Jeune artiste talentueux, élève du Conservatoire de Brest, celui qui se qualifiait lui-même " d'enfant supranaturel de Charles Trenet et de Bob Dylan " disparut tragiquement dans un accident de voiture, à l'aube de ses trente cinq ans. Si son répertoire, écolo et fleur au fusil, fut parfois jugé mièvre ou trop tendre, il laisse derrière lui de grands titres de la chanson, comme Ma petite fille de rêve, Ile, ou Ma Bretagne quand elle pleut. Un chanteur généreux et fragile, qui malgré son départ prématuré, a acquis un public fidèle et nombreux.




Ma Bretagne quand elle pleut

Né à Morlaix, Finistère, le 20 septembre 1946, Jean-Michel Caradec passe sa jeunesse à Locquenolé, puis à Brest, avec ses parents. Issu d'une culture bretonne et d'une éducation solide (son père est marin, sa mère institutrice), il obtient un premier prix au Conservatoire de Brest, où il se distingue à la flûte traversière. Parallèlement, muni de sa guitare, offerte à seize ans par sa grande sœur, il fait le tour de sa Bretagne, s'essayent sur scène avec ses premières compositions. Sa passion de la musique ne l'empêche pas d'être un élève émérite : Bac Philo, Lycée Henri IV à Paris,… et projet de Normale Sup !

Mai 68

Mais son ambition professionnelle s'arrête sur les pavés de Mai 68. Le vent de révolte qui souffle sur la jeunesse française emporte Jean-Michel à Brest. Fini Normale Sup, il sera chanteur. Tout va alors très vite. Dès 1969, Jean-Michel signe son premier contrat chez Polydor puis enregistre plusieurs 45 tours. En 1972, il sort son premier album, mais c'est deux ans plus tard que Caradec connaît le succès avec Ma petite fille de rêve.

Une notoriété méritée

Ce premier titre va imposer au public un jeune chanteur complet (il écrit et compose lui-même), généreux et discret.
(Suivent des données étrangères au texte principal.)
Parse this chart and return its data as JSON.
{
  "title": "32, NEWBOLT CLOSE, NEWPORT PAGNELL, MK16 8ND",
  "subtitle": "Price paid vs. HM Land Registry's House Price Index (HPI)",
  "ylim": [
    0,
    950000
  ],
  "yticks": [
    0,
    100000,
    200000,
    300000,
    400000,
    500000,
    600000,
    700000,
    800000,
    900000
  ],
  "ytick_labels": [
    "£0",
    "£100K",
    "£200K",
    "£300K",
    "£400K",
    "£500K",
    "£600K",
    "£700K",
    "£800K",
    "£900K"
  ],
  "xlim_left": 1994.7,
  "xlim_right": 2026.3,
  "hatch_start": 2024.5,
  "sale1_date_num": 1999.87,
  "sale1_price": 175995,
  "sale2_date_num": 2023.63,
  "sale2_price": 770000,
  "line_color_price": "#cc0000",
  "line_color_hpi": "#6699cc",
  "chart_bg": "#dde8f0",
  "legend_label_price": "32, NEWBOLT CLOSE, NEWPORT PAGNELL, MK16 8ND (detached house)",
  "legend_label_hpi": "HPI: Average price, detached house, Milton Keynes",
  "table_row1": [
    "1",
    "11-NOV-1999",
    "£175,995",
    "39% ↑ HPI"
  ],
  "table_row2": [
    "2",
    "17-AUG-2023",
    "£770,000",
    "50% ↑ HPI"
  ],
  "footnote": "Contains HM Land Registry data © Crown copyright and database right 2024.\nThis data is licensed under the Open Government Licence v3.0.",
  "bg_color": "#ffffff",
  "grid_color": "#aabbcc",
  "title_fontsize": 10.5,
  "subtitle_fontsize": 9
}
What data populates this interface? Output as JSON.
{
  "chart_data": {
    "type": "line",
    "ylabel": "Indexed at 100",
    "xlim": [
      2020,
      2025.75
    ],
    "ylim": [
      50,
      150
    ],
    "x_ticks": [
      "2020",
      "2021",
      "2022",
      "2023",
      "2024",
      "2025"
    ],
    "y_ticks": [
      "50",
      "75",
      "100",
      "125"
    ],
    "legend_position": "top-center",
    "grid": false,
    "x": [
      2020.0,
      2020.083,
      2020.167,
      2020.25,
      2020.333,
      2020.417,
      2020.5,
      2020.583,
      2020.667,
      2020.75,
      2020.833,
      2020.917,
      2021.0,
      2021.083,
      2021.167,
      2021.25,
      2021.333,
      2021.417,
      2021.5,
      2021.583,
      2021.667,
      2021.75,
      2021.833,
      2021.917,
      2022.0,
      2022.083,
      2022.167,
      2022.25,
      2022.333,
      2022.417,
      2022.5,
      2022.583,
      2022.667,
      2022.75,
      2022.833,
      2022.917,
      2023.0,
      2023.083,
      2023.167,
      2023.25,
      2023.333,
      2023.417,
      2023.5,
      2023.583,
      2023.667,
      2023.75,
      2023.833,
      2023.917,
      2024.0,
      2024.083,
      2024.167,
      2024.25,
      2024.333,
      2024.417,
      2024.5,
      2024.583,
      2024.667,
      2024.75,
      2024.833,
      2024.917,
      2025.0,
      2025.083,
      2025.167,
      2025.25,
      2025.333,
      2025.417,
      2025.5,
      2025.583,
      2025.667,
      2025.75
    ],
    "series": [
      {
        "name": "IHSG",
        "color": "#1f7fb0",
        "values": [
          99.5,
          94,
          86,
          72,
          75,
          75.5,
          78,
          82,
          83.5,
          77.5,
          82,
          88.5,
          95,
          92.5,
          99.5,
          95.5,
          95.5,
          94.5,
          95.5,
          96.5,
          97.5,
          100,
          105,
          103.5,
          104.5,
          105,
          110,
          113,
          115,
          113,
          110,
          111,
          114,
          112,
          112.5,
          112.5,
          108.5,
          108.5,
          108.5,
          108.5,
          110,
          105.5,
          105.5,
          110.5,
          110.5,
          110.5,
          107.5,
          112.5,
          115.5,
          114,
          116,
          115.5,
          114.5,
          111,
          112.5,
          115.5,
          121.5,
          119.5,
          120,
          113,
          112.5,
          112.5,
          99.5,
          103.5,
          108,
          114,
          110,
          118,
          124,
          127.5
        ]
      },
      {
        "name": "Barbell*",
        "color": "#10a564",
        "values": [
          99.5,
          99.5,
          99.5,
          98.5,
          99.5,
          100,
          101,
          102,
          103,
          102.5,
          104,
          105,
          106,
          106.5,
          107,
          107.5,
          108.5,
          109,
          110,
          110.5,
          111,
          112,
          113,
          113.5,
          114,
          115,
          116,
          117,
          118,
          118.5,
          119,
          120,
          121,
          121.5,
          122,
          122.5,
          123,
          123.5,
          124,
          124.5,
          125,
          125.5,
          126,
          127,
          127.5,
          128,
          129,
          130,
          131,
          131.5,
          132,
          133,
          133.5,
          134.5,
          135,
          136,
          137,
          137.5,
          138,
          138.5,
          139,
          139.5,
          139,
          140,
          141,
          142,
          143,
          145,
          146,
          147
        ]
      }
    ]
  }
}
Sans tomber dans le star-system, Jean-Michel se produit à l'Olympia dès 1976, et tourne avec Le Forestier, Brassens ou Serge Lama, grands artistes desquels il assure la première partie. Altruiste, il n'hésite pas non plus à encourager un autre chanteur débutant, un certain Didier Barbelivien, et à lui mettre le pied à l'étrier. Ce dernier est aujourd'hui un des plus grands auteurs de la chanson contemporaine. De même, Francis Cabrel reconnaîtra, à ses débuts, avoir été beaucoup influencé par le style de Caradec. On retrouve en effet chez le chanteur de Petite Marie, de La dame de Haute-Savoie ou de Je l'aime à mourir, la même candeur romantique et les mêmes préoccupations (écologie, famille, amour, rejet de l'argent et de la société mercantile,…).

Un artiste polyvalent

Malgré une production discographique intense, Jean-Michel trouve encore le temps de s'occuper de lui, de sa famille (il a une fille et un fils), et de ses amis. Entre une partie de pêche avec son père et un match de foot, il endosse la veste du producteur grâce à sa maison d'éditions Madeline Songs. Cependant, et ce malgré quelques succès indéniables (Ile, La ballade de Mc Donald, Portsall,…), le public n'apprécie pas le chanteur à sa juste valeur. On voit trop en lui un artiste léger, mièvre, sans considérer la véritable poésie de ses textes ni la qualité de ses compostions riches et originales.

Un destin brisé

Il faut malheureusement attendre sa mort, en 1981 (deux mois avant Brassens !), pour que le nom de Jean-Michel Caradec soit enfin associé aux grands noms de la chanson française. Ce 29 juillet 1981, alors que Jean-Michel rejoint la tournée France Inter à Tours, sa voiture s'encastre sous un camion aux alentours de Rambouillet. Le chanteur sera enterré au cimetière de Recouvrance à Brest. La chanson perd prématurément un grand artiste, sensible et intelligent, fidèle à ses convictions : nature, humanisme, poésie, liberté, des idéaux forts que l'on retrouve dans les huit albums qu'il nous a légués.